Ippolito Buzzi (or Buzio) (1562–1634) was an Italian sculptor from Viggiù, near Varese, in northernmost Lombardy, a member of a long-established dynasty of painters, sculptors and architects from the town, who passed his mature career in Rome. His personality as a sculptor is somewhat overshadowed by the two kinds of work he is known for: restorations to ancient Roman sculptures, some of them highly improvisatory by modern standards, and sculpture contributed to architectural projects and funeral monuments, where he was one among a team of craftsmen working under the general direction of an architect, like Giacomo della Porta - in projects for Pope Clement VIII, or Flaminio Ponzio - in projects for Pope Paul V - who would provide the designs from which the work was executed, always in consultation with the patron.
Buzzi also turned his hand to garden sculpture of a high order, such as caryatids for the Teatro delle Acque in the Villa Aldobrandini, Frascati, works that were in the process of completion from 1603, with water features designed by Orazio Olivieri and Giovanni Guglielmi. Eva-Bettina Krems suggests that Pietro Aldobrandini's secretary, Monsignor Giovanni Battista Agucchi, is a likely candidate for the connection that introduced Buzzi to Cardinal Ludovico Ludovisi.

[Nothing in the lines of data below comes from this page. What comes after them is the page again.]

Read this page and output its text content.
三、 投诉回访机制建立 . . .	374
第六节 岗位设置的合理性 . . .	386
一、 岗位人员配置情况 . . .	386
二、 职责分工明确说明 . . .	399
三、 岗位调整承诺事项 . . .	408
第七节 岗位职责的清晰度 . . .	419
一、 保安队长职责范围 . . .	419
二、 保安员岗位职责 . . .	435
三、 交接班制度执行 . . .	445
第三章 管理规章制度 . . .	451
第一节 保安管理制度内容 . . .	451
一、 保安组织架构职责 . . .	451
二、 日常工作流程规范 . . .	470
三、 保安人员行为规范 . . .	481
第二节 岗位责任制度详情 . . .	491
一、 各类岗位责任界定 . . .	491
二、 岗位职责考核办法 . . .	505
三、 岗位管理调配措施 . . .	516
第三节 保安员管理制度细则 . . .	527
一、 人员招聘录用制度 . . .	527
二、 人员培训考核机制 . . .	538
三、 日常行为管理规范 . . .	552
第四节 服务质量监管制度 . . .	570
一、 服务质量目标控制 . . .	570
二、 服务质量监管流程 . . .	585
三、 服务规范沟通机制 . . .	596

From about 1620 Buzzi was virtually the house restorer for Cardinal Ludovisi, who possessed in his villa on the Quirinale one of the finest collections of Roman sculptures in Rome, and commissioned repairs from Gian Lorenzo Bernini—whose minor restorations to the Ludovisi Ares are discreet—and Alessandro Algardi, who supported himself with restoration work, as well as Buzzi. Some of Buzzi's restorations are minor interventions to satisfy the taste of the day, as with the Ludovisi Dying Gaul; while others are more creative and incur the uneasy dissatisfaction of 21st-century writers on antiquities, especially when unrelated fragments were assembled, to create essentially new compositions, such as Buzzi's Amore and Psyche in the Ludovisi collection. A Hermaphroditus belonging to Ludovisi was restored by Buzzi, 1621–23; it was later purchased by Ferdinando II de' Medici and is in the Uffizi. Buzzi restored the marble group in the Prado now identified equally as Castor and Pollux or as Orestes and Pylades providing the headless torso with an ancient bust of Antinous, the emperor Hadrian's favorite.